Applied to programming, Taylorism created the infamous "lines of code
per hour" productivity metric and thousands of programmer deaths
through suicide and depression. Stacks and mere subroutines were
inimical to "Taylorists" because a tree structure of subroutines
CANNOT be meaningfully measured for time and motion studies which as
early as the 1950s were being applied to American white collar
employees. Therefore subroutines, and the only computing device
capable of handling subroutines, were under a cloud until the
invention of C...which was accepted in America because it was
inelegant and ugly enough to be thought virtuous by Calvinists.
 
S

spinoza1111

spinoza1111wrote:

I take it your experience with programing embedded systems is limited.

You take it right. "Experience" slaving away for unfeeling SOBs
doesn't produce wisdom, and atrophies intelligence.
 
S

spinoza1111

spinoza1111wrote:

) Very clever, but no cigar. The instance counter and the entries
) accessed using it form a stack: so we're back to where we started!

Right.. "No True Scotsman".
You're getting predictable.

We're not arguing about the essential nature of the Scotsman, nor of
the Dutchman for that matter: do you really want to get me started on
that subject Mijn Heer?

You are I believe accusing me of the logical fallacy of "definition
against disproof". Unfortunately for you, I have not wavered in my
definition of the stack as a set (not a contiguous vector) of elements
with an adjacency relationship implemented in an undefined but
reliable way (such as addition of one, or following a link), together
with the knowledge-of (not the index-of, nor the address-of) one
favored scalar member of the stack known as its top.

That is, a stack is (T, S, R) where T is the top and S is a set of
elements and R is the adjacency relationship. Only T is "public".

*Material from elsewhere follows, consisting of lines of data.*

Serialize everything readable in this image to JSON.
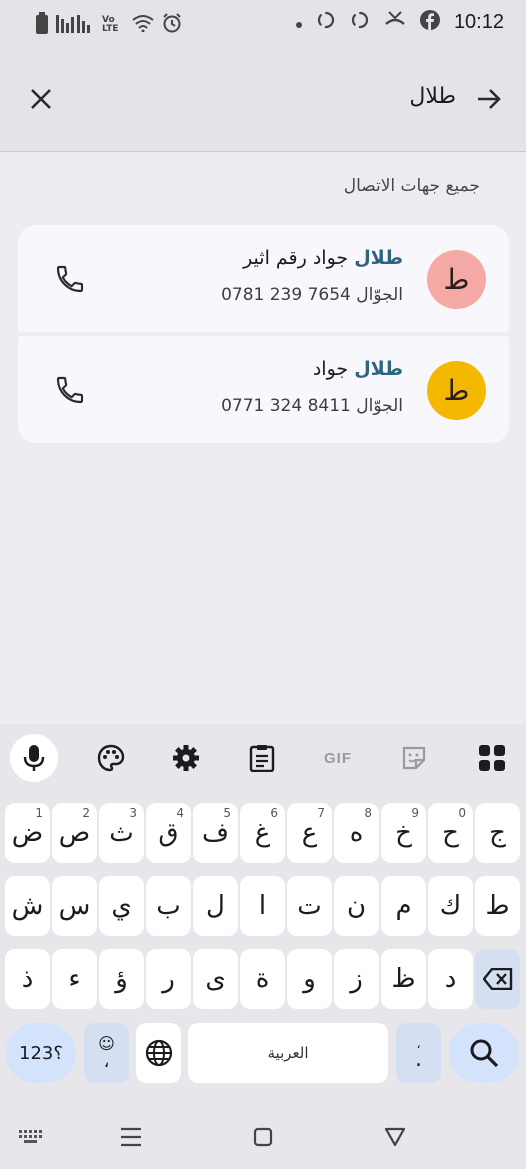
{
  "status_bar": {
    "time": "10:12",
    "left_icons": [
      "battery-icon",
      "signal-icon",
      "volte-icon",
      "wifi-icon",
      "alarm-icon"
    ],
    "right_icons": [
      "notification-dot-icon",
      "sync-icon",
      "sync-icon",
      "missed-call-icon",
      "facebook-icon"
    ],
    "volte_label": "Vo LTE"
  },
  "search": {
    "query": "طلال",
    "close_icon": "close-icon",
    "back_icon": "arrow-right-icon"
  },
  "section_header": "جميع جهات الاتصال",
  "contacts": [
    {
      "avatar_letter": "ط",
      "avatar_color": "#f4a9a4",
      "name_highlight": "طلال",
      "name_rest": " جواد رقم اثير",
      "phone_type": "الجوّال",
      "phone_number": "0781 239 7654"
    },
    {
      "avatar_letter": "ط",
      "avatar_color": "#f5b800",
      "name_highlight": "طلال",
      "name_rest": " جواد",
      "phone_type": "الجوّال",
      "phone_number": "0771 324 8411"
    }
  ],
  "keyboard": {
    "toolbar": [
      "mic-icon",
      "palette-icon",
      "gear-icon",
      "clipboard-icon",
      "gif-icon",
      "sticker-icon",
      "grid-icon"
    ],
    "gif_label": "GIF",
    "row1": [
      {
        "char": "ض",
        "hint": "1"
      },
      {
        "char": "ص",
        "hint": "2"
      },
      {
        "char": "ث",
        "hint": "3"
      },
      {
        "char": "ق",
        "hint": "4"
      },
      {
        "char": "ف",
        "hint": "5"
      },
      {
        "char": "غ",
        "hint": "6"
      },
      {
        "char": "ع",
        "hint": "7"
      },
      {
        "char": "ه",
        "hint": "8"
      },
      {
        "char": "خ",
        "hint": "9"
      },
      {
        "char": "ح",
        "hint": "0"
      },
      {
        "char": "ج",
        "hint": ""
      }
    ],
    "row2": [
      "ش",
      "س",
      "ي",
      "ب",
      "ل",
      "ا",
      "ت",
      "ن",
      "م",
      "ك",
      "ط"
    ],
    "row3": [
      "ذ",
      "ء",
      "ؤ",
      "ر",
      "ى",
      "ة",
      "و",
      "ز",
      "ظ",
      "د"
    ],
    "symbols_label": "؟123",
    "emoji_comma": "،",
    "space_label": "العربية",
    "period_label": ".",
    "period_hint": "،"
  },
  "nav": [
    "keyboard-hide-icon",
    "menu-icon",
    "home-square-icon",
    "back-triangle-icon"
  ]
}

If you prefer C Sharp, with all private material starkly removed:

public class stack
{
public void push(object objValue) { ... }
public object pop() { ... }
}

This is of course weakly typed, but the latest release of C Sharp
gives us generic classes and types (which is light years beyond C):

public class stack<typType>
{
public void push(typType objValue) { ... }
public typType pop() { ... }
}

Please note that at this point, the stack could be implemented as
ANYTHING as long as push and pop fit the minimal expectation of a
stack.

Now, I realize that many programmers fall into what appears to be a
fallacy but related to my claim: the claim that (for example) C is
object oriented because they are "disciplined" (where the claim that
"I'm disciplined" is at odds, IMO, with the indisciplined personal
attacks right here).

Am I claiming in like manner that my "true Scotsman" above is always a
stack?

No, because semantically, there is no wiggle room. However I implement
the above it must behave LIFO, whereas almost any C crap can be called
"object oriented" by way of confusion of names with things.